On Thu, 25 Sep 2008, Collin Jackson wrote:

6) New cookie attribute: The "httpOnly" cookie flag allows sites to
put restrictions on how a cookie can be accessed. We could allow a new
flag to be specified in the Set-Cookie header that is designed to
prevent CSRF and "UI redress" attacks. If a cookie is set with a
"sameOrigin" flag, we could prevent that cookie from being sent on
HTTP requests that are initiated by other origins, or were made by
frames with ancestors of other origins.

Good point; the concern with this, as with most of the other schemes except for #3, is that it breaks some legitimate cross-domain uses such as gadgets and mashups (we can either permit anyone to partly or fully display a gadget, or deny everyone; we would ideally want to restrict partial rendering only).

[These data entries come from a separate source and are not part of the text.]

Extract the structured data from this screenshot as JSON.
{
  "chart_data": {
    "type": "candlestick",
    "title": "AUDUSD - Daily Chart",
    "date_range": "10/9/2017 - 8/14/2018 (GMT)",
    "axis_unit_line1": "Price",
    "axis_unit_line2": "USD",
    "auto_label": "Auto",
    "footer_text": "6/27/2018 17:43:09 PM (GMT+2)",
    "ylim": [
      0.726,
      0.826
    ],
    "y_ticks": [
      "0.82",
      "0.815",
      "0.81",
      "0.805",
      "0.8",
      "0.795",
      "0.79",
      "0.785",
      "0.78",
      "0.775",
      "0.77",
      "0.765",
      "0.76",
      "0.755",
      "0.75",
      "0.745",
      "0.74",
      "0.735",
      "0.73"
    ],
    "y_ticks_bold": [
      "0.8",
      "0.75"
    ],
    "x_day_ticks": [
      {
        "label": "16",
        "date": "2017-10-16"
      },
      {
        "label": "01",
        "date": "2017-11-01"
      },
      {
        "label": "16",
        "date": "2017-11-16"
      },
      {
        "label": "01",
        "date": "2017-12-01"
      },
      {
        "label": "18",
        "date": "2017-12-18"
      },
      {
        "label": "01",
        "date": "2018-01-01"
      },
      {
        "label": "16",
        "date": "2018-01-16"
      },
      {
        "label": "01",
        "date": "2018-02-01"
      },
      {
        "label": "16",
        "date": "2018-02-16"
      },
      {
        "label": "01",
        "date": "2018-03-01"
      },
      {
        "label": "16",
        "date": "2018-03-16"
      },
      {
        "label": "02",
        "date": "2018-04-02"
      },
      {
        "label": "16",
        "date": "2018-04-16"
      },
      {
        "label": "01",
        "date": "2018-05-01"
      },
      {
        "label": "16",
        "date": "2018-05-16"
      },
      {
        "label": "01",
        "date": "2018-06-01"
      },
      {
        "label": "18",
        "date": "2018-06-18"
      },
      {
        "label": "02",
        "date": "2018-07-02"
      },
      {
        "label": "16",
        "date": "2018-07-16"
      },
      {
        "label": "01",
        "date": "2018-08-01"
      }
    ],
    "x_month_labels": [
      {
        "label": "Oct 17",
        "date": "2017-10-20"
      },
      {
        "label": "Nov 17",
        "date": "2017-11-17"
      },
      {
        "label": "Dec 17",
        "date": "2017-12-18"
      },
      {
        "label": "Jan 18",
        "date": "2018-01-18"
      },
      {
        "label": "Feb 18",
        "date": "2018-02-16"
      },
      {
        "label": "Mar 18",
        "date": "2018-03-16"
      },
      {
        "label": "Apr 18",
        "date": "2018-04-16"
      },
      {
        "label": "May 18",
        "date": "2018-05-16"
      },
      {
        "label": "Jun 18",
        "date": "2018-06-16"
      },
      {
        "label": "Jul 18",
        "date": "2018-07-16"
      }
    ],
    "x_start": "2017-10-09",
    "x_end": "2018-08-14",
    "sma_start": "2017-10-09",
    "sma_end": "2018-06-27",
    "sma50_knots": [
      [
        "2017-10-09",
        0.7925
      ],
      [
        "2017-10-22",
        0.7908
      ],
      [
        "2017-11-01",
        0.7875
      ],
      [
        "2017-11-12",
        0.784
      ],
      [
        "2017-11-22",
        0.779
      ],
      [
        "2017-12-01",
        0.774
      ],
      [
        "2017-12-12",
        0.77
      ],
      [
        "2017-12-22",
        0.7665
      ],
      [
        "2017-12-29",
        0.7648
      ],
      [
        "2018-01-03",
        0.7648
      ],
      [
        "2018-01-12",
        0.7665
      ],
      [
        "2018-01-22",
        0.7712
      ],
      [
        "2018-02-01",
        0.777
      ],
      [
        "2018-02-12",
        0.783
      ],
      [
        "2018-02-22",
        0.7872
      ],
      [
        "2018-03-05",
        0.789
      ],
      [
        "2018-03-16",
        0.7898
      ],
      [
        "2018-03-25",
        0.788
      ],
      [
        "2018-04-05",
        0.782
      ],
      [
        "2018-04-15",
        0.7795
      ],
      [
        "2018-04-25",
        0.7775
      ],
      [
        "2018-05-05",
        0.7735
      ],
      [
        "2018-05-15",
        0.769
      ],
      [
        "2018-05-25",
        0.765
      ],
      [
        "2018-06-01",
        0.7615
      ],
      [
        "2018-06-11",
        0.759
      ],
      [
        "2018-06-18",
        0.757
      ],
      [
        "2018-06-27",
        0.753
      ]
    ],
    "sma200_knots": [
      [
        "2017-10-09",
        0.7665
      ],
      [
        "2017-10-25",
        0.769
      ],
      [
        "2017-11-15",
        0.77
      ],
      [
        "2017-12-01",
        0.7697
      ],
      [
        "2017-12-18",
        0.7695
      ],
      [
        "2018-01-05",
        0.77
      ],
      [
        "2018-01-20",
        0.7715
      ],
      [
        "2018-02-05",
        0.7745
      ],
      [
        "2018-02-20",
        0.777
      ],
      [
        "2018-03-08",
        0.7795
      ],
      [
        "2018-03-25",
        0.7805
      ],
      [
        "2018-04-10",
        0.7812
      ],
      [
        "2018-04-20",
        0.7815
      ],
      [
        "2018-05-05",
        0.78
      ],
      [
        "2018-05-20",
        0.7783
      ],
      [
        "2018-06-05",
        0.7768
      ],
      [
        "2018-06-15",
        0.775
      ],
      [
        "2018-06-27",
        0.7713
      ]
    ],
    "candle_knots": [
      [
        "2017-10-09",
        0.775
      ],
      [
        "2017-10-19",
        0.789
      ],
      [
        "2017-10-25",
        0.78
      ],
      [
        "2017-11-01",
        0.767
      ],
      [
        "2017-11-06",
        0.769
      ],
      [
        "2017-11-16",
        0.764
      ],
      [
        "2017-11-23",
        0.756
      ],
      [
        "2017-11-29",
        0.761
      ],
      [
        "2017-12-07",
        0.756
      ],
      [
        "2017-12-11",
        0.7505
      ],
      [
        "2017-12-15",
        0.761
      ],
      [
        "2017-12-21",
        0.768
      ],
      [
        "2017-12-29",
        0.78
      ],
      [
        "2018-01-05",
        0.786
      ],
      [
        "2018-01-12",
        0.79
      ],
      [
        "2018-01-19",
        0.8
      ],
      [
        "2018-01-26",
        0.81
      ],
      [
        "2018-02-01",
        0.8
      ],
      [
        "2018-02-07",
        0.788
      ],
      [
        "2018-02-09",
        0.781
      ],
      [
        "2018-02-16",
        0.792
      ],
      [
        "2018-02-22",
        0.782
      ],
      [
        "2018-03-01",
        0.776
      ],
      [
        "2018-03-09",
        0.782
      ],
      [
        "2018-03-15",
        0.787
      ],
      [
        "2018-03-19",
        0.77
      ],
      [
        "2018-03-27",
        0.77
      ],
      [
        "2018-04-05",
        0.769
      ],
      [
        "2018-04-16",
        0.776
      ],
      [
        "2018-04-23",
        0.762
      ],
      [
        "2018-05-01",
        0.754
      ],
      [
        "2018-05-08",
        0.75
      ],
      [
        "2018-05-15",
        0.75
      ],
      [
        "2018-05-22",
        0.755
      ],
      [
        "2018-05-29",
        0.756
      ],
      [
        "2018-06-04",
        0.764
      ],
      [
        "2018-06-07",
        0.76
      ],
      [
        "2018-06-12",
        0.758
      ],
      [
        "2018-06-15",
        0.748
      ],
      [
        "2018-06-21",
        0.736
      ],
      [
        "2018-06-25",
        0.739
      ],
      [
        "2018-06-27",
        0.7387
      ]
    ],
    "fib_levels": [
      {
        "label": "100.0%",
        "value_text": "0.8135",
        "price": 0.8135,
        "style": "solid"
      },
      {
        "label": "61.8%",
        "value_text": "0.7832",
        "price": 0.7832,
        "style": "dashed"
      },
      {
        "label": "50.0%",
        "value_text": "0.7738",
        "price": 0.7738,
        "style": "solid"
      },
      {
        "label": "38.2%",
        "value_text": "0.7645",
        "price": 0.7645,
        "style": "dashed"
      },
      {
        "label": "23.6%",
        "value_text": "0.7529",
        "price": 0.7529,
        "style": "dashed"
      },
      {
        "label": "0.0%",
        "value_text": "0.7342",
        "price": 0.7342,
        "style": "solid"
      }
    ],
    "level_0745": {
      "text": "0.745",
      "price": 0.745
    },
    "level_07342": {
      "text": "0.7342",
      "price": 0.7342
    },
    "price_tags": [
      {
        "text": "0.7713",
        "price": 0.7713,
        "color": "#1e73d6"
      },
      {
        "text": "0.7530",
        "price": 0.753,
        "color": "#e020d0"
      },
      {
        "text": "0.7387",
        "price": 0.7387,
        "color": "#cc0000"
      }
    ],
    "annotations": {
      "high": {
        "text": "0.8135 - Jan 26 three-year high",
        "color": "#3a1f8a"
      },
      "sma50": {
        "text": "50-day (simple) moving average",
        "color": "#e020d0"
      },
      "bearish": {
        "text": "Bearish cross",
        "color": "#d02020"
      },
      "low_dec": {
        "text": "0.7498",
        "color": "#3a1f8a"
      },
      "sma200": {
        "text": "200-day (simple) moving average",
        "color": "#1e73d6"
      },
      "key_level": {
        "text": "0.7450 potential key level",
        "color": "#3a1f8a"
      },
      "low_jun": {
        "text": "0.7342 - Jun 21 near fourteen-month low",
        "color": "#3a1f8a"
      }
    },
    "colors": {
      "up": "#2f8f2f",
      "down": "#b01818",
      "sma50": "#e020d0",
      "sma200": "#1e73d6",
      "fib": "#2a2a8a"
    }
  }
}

Just as importantly, some sites are moving to different-domain content hosting domains specifically to work around countless bugs, oddities, and design flaws in modern browsers (starting with MSIE text/plain / image/* behavior and utf-7 sniffing, through Content-Disposition bypass issues, to the complete inability to safely serve certain types of non-sanitized resources in sensitive domains). Customizable policy frameworks may help with this in the long run, but for now, it's a necessity. Any solution that puts blanket cross-domain restrictions on IFRAME nesting would need to be completely disabled in such scenarios.

This is why I and several people like #3 best, despite its relative complexity - because it does not require you to fully expose your content to third-party domains.

7) New HTTP request header: Browser vendors seem to be moving away from "same origin restrictions" towards "verifiable origin labels" that let the site decide whether two security origins trust each other. Recent examples of this are MessageEvent's "origin" property [1], postMessage's "targetOrigin" argument [2], and the HTTP "Origin" header [3] [4] [5]. We can adjust proposal (1) to conform to this philosophy: instead of making it an "X-I-Do-Not-Want-To-Be-Framed-Across-Domains: yes" HTTP response header, make it an "X-Ancestor-Frame-Origin: http://www.evil.com"; HTTP request header.

Oh yup, I wanted to capture this possibility in #5; it's a noble long-term goal, but with the conflicting proposals from Microsoft, Mozilla developers, and several other parties, and the high complexity of getting these mechanisms right - I am not sure it's a viable solution for the next few years. Maybe in 5-10, it would be a reality.